Di Biagi si ricorderà invece Bartali, quando al termine del Tour trionfale del 1948, dopo aver distratto l’Italia in tensione per l’attentato a Togliatti, si rifarà del commento troppo presto lapidario del giovane giornalista che al Giro l’aveva definito vecchio ed ormai in declino.
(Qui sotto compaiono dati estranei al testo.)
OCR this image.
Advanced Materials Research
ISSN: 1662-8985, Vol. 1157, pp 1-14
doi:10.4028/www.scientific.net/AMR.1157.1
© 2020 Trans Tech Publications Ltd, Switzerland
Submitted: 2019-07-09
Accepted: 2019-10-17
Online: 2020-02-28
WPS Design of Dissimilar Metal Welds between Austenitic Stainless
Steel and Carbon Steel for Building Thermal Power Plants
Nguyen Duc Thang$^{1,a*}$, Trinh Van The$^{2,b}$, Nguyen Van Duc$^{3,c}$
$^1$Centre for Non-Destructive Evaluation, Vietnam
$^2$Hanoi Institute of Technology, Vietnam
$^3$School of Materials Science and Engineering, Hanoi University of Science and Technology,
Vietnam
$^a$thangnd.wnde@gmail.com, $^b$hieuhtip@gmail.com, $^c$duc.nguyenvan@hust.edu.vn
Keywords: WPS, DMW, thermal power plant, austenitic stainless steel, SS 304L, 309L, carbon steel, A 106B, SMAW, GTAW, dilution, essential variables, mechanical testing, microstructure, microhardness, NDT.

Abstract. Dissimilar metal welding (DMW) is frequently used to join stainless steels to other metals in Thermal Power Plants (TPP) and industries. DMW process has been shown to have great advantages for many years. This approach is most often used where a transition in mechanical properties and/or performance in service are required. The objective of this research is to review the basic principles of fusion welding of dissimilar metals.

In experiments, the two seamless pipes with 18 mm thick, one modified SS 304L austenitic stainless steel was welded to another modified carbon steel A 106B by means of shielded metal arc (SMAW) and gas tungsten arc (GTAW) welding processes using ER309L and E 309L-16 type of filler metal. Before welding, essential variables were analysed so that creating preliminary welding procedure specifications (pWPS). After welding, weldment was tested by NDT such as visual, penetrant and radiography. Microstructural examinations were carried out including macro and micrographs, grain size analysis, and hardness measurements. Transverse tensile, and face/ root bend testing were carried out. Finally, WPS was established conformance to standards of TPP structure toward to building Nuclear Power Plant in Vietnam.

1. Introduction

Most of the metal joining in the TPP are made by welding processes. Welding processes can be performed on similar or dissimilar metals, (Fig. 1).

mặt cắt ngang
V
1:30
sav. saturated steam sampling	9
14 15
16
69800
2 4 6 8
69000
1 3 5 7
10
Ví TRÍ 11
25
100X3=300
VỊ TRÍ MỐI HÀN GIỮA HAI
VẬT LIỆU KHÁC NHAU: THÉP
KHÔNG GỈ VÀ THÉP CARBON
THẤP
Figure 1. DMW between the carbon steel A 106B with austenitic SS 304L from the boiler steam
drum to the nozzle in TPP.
Il 1949 è l’anno in cui il Corriere della Sera, dopo l’esperienza di Montanelli e prima di rinviare Vergani, si affida alla penna di Dino Buzzati. Nelle sue cronache fanno capolino le amate montagne e i boschi (riprendendo Barnabo delle Montagne) e l’attesa prima della battaglia (Il deserto dei tartari). Le Dolomiti sono i monti pallidi e silenti giurati che dovrebbero emettere il giudizio. Ma lo scontro ciclistico avviene sulle Alpi dove Buzzati accosta con illuminazione il giovane Coppi ad Achille e il vecchio Bartali ad Ettore.
Sarà questo anche il Giro in cui Mario Ferretti, voce ufficiale alla radio, conia la famosa frase: “Un uomo solo al comando; la sua maglia è biancoceleste; il suo nome: Fausto Coppi”.
Gli anni del boom
Passano gli anni e i tempi stanno cambiando. L’Italia è repubblicana e proiettata verso la completa rinascita. Nel 1954 si affaccia la televisione, ma non è ancora tempo di abbandonare il pathos dei racconti sul giornale. Nell’edizione del 1955 torna in carovana Vasco Pratolini, più disincantato rispetto alla sua prima esperienza nel 1947, ma soprattutto si affaccia Anna Maria Ortese, la prima corrispondente donna (per il settimanale L’Europeo). La generazione di Coppi e Magni è al tramonto, una nuova si sta avviando a sostituirla. Tra i nuovi il toscano Nencini si mostra già pronto ad indossare la maglia rosa. Solo l’attacco congiunto dei vecchi campioni gli nega quella vittoria. Pratolini, che ha ospitato la collega sulla sua macchina, nascondendola sotto un basco ed un paio di occhiali scuri, e la Ortese ne narrano l’infinita fuga e la durezza della corsa che spezza la resistenza del giovane puledro. Altre penne, nel frattempo, si sono affacciate sulle testate dei giornali. Gianni Brera, direttore della Gazzetta nel 1949, impreziosisce la cronaca con i suoi neologismi; a lui dobbiamo l’immagine della macchina del Commissario Tecnico Alfredo Binda come un’ammiraglia (Tour 1949). Suo degno sodale Mario Fossati e poi l’erede Gianni Mura che fino ai giorni nostri hanno raccontato il Giro (e il Tour) con incanto e cronaca che si fa narrativa. I loro allievi e colleghi più giovani, a cui dobbiamo le cronache che stiamo leggendo su Senzagiro, hanno raccolto un’eredità ormai quasi centenaria, raccontare la corsa oltre la corsa.